Karia relies heavily on facial close-ups throughout, anchoring the story in Ahmed’s increasingly erratic expressions of grief as the young heir to Elsinore – the castle ciphered here as a powerful and unpopular (or at least frequently graffiti’d‑about) construction group. This thread proves to be little more than late capitalist window dressing, but the merits of Karia’s adaptation lie within smaller compositional details and moments of genuine flair. 

When Gertrude and Claudius marry, for example, a troupe of Indian dancers campily reenact the hypothetical poisoning, made up in kohl and gold body paint. At the top of the scene, Hamlet dons a mirrored headscarf and a smear of fuchsia lip paint. Drunk on loathing, he reaches for the microphone and proceeds to wreak havoc, making dick jokes and causing Ophelia (Morfydd Clark) to burst into tears. 

For the most part, costume designer Nirage Mirage opts to clothe the cast in sombre, business casual neutrals. During the wedding scene, Hamlet’s off-white kurta temporarily disappears under a brocaded, ivory-coloured nehru jacket.
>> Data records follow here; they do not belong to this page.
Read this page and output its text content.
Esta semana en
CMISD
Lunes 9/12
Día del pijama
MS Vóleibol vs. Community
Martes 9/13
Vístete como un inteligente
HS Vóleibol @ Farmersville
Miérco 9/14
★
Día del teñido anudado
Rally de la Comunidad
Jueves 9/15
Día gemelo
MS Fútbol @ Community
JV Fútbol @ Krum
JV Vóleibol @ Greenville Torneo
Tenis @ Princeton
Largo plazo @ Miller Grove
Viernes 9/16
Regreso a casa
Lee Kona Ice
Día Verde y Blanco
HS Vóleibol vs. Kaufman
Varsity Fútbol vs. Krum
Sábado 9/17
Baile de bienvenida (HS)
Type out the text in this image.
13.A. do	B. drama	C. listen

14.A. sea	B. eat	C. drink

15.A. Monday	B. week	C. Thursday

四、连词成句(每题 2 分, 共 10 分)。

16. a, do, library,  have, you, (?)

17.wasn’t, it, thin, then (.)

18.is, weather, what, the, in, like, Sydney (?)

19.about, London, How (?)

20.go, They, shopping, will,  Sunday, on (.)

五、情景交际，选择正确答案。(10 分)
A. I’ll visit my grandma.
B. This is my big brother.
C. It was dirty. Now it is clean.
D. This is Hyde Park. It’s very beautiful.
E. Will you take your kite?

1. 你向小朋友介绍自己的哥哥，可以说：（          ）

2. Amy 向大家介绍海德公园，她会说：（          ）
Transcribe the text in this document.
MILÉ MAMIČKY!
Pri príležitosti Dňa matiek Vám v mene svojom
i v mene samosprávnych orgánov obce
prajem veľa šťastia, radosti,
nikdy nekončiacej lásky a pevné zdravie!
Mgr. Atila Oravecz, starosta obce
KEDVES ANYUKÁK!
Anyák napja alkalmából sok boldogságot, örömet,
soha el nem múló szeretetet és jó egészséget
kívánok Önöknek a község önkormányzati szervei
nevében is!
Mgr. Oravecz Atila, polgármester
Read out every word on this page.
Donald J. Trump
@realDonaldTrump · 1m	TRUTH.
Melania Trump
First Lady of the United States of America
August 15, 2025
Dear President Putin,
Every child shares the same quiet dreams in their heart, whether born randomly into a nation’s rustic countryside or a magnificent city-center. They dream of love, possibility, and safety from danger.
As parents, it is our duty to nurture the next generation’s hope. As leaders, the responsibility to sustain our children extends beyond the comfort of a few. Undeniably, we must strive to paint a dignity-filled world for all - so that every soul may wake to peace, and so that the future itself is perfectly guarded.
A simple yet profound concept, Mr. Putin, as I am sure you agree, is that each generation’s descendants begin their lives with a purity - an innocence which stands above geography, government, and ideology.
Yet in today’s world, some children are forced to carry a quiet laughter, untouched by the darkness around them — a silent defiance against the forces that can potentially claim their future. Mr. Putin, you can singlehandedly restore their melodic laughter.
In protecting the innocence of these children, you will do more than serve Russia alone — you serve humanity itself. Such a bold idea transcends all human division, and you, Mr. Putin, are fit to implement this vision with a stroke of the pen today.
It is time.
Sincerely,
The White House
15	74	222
Laertes smoulders in an ash brown suit, and Ophelia wears a silk lehenga in a muted chartreuse, deep red mehndi dotting her hands and wrists. The film is an undeniably beautiful one, though not quite unique enough to make a case for its adaptation. Certain aspects of the production – such as the casual mix of Shakespearian English and conversational Hindi – feel novel, but ultimately don’t push the envelope in the way more successful ones do. Grand Theft Hamlet comes to mind as an especially inventive variation, but Karia’s film is one of three in the TIFF programme (including Chloé Zhao’s Hamnet and Mamoru Hosoda’s Scarlet) based on the very same play.

Perhaps it is inevitable that its synecdochic question would have changed in recent years, with the text having been put through the industry machine so many times. In any case, the one I found myself asking by its conclusion was: How much Hamlet is enough Hamlet?